This pacakge manages local jobs and their allocation, including relation to execution environments, etc. It will manage jobs through whatever executor it's running (Vontainer, VM, Direct_exe, Java etc).
Structure and Organisation
Here is quick overview of the contents of this directory:
TBD
Class Diagram
The class diagram for the jobs package is shown below.
Note: the functionality of DMS is being currently developed. See the proposed section for the suggested design of interfaces and methods.
Data Types
TBD
Note: the functionality of DMS is being currently developed. See the proposed section for the suggested data types.
Testing
TBD
Proposed Functionality / Requirements
List of issues
All issues that are related to the implementation of dms package can be found below. These include any proposals for modifications to the package or new functionality needed to cover the requirements of other packages.
type Job_interface interface {
// extends graph.Vertex interface in order to be able to build
// job structure as a special instantiation of a graph
// commented it since it not shown in the class diagram
//graph.Vertex
// additional methods
getPods() []jobs.Pod
}
getPods: will fetch list of pods currently running on the machine
proposed Pod interface
type Pod_interface interface {
combineCapabilities() dms.Capability
}
combineCapabilities: will combine the capability requirements of different jobs to calculate total capabality needed for a Pod.
proposed JobLink interface
type JobLink_interface interface {
// extends graph.Edge interface
// commented as it is not shown in class diagram
// dms.graph.Edge
validateRelations()
}
validateRelations: It validates the JobLink properties provided.
proposed Allocation interface
type Allocation_interface interface {
// start the allocation execution via the executor package
start()
// send message to another actor
sendMessage(telemetry.Message)
// register the allocation with the node
register()
}
start: starts the allocation execution
sendMessage: sends a message to another actor (Node/Allocation)
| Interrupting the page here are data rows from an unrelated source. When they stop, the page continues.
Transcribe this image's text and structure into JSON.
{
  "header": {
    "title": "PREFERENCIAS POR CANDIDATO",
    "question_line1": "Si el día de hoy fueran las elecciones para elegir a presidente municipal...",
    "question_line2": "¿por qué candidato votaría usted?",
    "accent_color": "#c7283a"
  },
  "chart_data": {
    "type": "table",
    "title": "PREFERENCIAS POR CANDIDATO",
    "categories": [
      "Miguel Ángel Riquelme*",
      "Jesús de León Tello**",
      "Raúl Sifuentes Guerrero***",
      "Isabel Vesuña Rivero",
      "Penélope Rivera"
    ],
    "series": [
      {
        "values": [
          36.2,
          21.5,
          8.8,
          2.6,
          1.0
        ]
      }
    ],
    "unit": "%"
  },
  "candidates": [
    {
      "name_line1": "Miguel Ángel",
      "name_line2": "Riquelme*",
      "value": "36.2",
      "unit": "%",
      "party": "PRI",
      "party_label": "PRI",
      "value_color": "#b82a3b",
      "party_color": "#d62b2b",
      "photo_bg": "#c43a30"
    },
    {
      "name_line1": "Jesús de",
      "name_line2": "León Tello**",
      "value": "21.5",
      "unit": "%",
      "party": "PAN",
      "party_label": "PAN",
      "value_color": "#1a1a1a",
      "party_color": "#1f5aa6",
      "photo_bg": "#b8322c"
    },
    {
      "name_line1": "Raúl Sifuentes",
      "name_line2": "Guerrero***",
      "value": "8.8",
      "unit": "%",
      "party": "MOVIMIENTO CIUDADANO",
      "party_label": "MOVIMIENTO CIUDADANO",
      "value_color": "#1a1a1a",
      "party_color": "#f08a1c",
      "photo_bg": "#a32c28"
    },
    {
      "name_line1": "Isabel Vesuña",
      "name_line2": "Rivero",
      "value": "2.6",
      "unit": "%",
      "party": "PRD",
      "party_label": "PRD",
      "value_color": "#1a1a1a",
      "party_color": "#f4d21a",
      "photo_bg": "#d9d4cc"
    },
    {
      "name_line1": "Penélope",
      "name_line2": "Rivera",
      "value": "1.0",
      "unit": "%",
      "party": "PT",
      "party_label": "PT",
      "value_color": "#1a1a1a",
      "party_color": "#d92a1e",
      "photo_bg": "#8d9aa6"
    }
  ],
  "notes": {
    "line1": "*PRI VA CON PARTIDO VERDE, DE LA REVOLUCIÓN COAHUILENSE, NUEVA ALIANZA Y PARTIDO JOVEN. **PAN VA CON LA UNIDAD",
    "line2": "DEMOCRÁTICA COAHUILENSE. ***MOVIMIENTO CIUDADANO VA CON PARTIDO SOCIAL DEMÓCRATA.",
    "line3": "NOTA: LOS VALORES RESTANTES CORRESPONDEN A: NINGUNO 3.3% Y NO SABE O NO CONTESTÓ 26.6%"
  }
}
register: registers the allocation with the node that it is running on
Data types
proposeddms.jobs.Job: Nunet job which will be sent to the network wrapped as a BidRequest. If needed it will have child jobs to be executed. The relation between parent and child job needs to be specified.
type Job struct {
// JobID is the unique identifier of the job
JobId types.ID
// all information that is needed to convert a job description into ExecutionRequest
// in principle, the logic of inputs and outputs can be expressed
// within graph structure, when (and if) we develop general interface
// of storage.StorageProvider and make it extend Vertex interface
// until that we need to use special structures outside Graph interface
inputs Slice[types.SpecConfig]
outputs Slice[types.SpecConfig]
RequiredCapability dms.Capability
// child jobs that have to be executed as part of this job
// specified using JobLink structure
children Slice[dms.jobs.JobLink] // in graph.Vertex type this is outEdge
// extend graph.Vertex type
// given that, all children jobs will be expressed via the this interface
// just expanding on that here
// clearly saying that a job can have only one parent but many children
// commented it as we have not included this in the class diagram
// dms.graph.Vertex
}
proposeddms.jobs.JobLink: specifies the properties that relate parent and child job.
type JobLink struct {
// extends Edge struct
// commented as it is not shown in class diagram
// dms.graph.Edge // but types Vertexes on both end of the link to Jobs...
// RelationProperties captures the relation between the parent and the child job
RelationProperties types.SpecConfig
// Child job that is linked to the parent job
RelatedJob dms.jobs.Job
}
proposeddms.jobs.Pod: collection of jobs that need to be executed on the same machine.
type Pod struct {
// identifer of the Pod
ID types.ID
// Combined capability required by the Pod
podCapability dms.Capability
// Jobs that are part of the Pod
jobs Slice[dms.jobs.Job]
}
proposeddms.jobs.Allocation: maps the job to the process on a executor. Each Allocation is an Actor.
type Allocation struct {
// allocation is an actor (so extends Actor struct)
// commented since it is not shown in class diagram
// dms.orchestrator.Actor
// identifier for the allocation
ID dms.jobs.AllocationID
// identifier of the job that had led to this allocation
jobID dms.jobs.Job.JobID
// identifier of the node that is executing the allocation
NodeID dms.node.NodeID
// identifier of the node that created the job
Source types.ID
// Mailbox of the Allocation
Mailbox dms.orchestrator.Mailbox
}
proposeddms.jobs.AllocationID: identifier for Allocation objects.
type AllocationID struct {
// UUID is the unique identifier of the Allocation
UUID types.ID.UUID
// CID is a Content identifier that can be used in DHT or otherwise;
// CIDs may be especially useful for routing messages directly to allocations via Kademlia DHT
// it is not clear if we are going to use it now
CID string
}
References
Allocation as an Actor: As per initial specification of NuNet ontology / nomenclature, Allocation is considered as an Actor. That makes a running job a first class citizen of NuNet's Actor model, so being able to send and receive messages and maintain state.